- Mitha Location in Punjab, India Mitha Mitha (India)
- Coordinates: 31°17′23″N 75°17′30″E﻿ / ﻿31.289715°N 75.291653°E
- Country: India
- State: Punjab
- District: Kapurthala

Government
- • Type: Panchayati raj (India)
- • Body: Gram panchayat

Population (2011)
- • Total: 209
- Sex ratio 106/103♂/♀

Languages
- • Official: Punjabi
- • Other spoken: Hindi
- Time zone: UTC+5:30 (IST)
- PIN: 144620
- Telephone code: 01822
- ISO 3166 code: IN-PB
- Vehicle registration: PB-09
- Website: kapurthala.gov.in

= Mitha, Kapurthala =

Mitha is a village in Kapurthala district of Punjab State, India. It is located 16 km from Kapurthala, which is both its district and sub-district headquarters. The village is administrated by a Sarpanch who is an elected representative.

==Demography==
According to the 2011 Census of India, Mitha had 45 houses and a population of 209, of which 106 were males and 103 females.

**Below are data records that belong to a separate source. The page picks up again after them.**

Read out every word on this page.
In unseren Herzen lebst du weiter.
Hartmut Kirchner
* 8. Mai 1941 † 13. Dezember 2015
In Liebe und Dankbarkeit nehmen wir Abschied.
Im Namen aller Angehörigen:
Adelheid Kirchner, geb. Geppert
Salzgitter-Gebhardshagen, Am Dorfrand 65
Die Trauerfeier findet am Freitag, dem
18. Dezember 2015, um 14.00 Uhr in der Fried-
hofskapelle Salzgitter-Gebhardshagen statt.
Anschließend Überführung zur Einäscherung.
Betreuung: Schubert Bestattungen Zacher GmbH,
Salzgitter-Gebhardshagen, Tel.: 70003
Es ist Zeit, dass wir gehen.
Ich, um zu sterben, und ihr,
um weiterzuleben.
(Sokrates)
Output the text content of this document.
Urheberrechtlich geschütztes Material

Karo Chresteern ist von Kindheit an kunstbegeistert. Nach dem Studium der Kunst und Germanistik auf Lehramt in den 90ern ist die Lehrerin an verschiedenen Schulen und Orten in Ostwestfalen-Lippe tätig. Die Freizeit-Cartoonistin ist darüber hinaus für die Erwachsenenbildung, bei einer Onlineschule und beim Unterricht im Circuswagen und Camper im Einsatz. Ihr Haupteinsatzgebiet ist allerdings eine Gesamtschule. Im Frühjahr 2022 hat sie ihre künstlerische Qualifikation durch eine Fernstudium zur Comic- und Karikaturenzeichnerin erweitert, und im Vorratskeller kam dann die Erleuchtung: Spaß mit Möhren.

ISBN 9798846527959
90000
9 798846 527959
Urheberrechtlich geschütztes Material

The literacy rate was 71.82%, lower than the state average of 75.84%. The population of children under the age of 6 was 28, being 13.40% of total population, and the child sex ratio was approximately 474, lower than state average of 846.

==Population data==

| Particulars | Total | Male | Female |
|---|---|---|---|
| Total No. of Houses | 45 | - | - |
| Population | 209 | 106 | 103 |
| Child (0-6) | 28 | 19 | 9 |
| Schedule Caste | 44 | 27 | 17 |
| Schedule Tribe | 0 | 0 | 0 |
| Literacy | 71.82 % | 72.41 % | 71.28 % |
| Total Workers | 67 | 52 | 15 |
| Main Worker | 67 | 0 | 0 |
| Marginal Worker | 0 | 0 | 0 |

==Air travel connectivity==
The closest airport to the village is Sri Guru Ram Dass Jee International Airport.